Kalveram, K.Th. (1995) A neural-network modeling sensorimotor learning: Implications for speech motor control and stuttering. In C.W. Starkweather& H.F.M. Peters (Hrsg.), Proceedings of the First World Congress on Fluency Disorders, 140-146.
Abstract
In speech motor control, the sensorimotor tool transformation is defined transforming the force pattern of the articulatory muscles into speech sounds. This transformation, also called vocal tract transformation, is - similar to the model ot the two jointed arm - partitioned into two parts, namely the transformation relating the muscle forces to the mechano-spatial states of the vocal tract (which is analogous to the arm's forward dynamics and includes also 'natural' interarticulatory couplings), and the transformation relating the mechano-spatial states to the speech sounds (which is analogous to the arm's forward kinematics).
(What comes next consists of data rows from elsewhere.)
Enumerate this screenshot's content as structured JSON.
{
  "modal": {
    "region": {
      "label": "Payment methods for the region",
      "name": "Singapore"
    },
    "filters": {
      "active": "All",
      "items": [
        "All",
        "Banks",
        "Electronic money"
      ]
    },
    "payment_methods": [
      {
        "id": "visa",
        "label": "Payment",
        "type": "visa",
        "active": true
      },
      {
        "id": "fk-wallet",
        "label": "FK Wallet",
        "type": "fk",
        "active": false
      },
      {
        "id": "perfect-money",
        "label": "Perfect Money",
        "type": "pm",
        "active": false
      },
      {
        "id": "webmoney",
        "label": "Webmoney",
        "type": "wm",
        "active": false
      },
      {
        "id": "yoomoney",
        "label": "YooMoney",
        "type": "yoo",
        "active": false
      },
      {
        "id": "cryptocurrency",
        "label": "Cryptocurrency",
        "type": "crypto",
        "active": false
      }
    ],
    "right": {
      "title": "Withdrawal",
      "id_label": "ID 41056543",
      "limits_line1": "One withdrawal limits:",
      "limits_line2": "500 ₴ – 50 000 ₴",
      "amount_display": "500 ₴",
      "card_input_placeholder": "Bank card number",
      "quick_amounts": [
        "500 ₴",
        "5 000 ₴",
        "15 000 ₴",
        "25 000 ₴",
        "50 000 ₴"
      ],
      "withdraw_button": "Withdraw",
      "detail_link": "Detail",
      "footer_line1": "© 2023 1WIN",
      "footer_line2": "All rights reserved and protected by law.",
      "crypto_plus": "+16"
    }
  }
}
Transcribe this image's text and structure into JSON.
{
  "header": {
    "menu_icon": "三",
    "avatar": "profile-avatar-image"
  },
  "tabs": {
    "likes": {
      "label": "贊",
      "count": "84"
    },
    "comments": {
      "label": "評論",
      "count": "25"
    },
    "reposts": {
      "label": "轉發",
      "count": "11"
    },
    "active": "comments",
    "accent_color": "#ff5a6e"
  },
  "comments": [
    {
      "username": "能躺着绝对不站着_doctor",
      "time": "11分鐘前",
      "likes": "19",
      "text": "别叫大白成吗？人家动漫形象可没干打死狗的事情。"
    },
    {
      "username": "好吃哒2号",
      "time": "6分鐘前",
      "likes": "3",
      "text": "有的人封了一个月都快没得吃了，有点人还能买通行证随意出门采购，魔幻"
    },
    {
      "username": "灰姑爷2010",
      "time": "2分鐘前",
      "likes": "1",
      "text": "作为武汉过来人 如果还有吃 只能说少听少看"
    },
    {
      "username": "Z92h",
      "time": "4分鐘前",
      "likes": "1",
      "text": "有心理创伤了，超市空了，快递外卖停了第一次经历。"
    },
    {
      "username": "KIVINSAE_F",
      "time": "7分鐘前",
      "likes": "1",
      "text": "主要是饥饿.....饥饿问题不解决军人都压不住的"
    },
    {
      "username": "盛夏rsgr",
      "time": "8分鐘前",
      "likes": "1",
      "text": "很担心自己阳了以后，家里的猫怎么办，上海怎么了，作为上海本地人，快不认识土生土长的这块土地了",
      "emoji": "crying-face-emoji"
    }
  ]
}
Low level speech motor control then requires to invert both transformations. Assuming reflex-like processing as the principle of control, the inversion of the force to mechano-spatial state transformation can be performed using the self-imitation algorithm. Due to erraneous learning of this inversion, the controller can fail to decouple the natural inter-articulatory coupling. This causes abnormal feedback loops through the reflex-like operating neural network, which in turn can cause stuttering if audio-phonatoric coupling is involved in learning.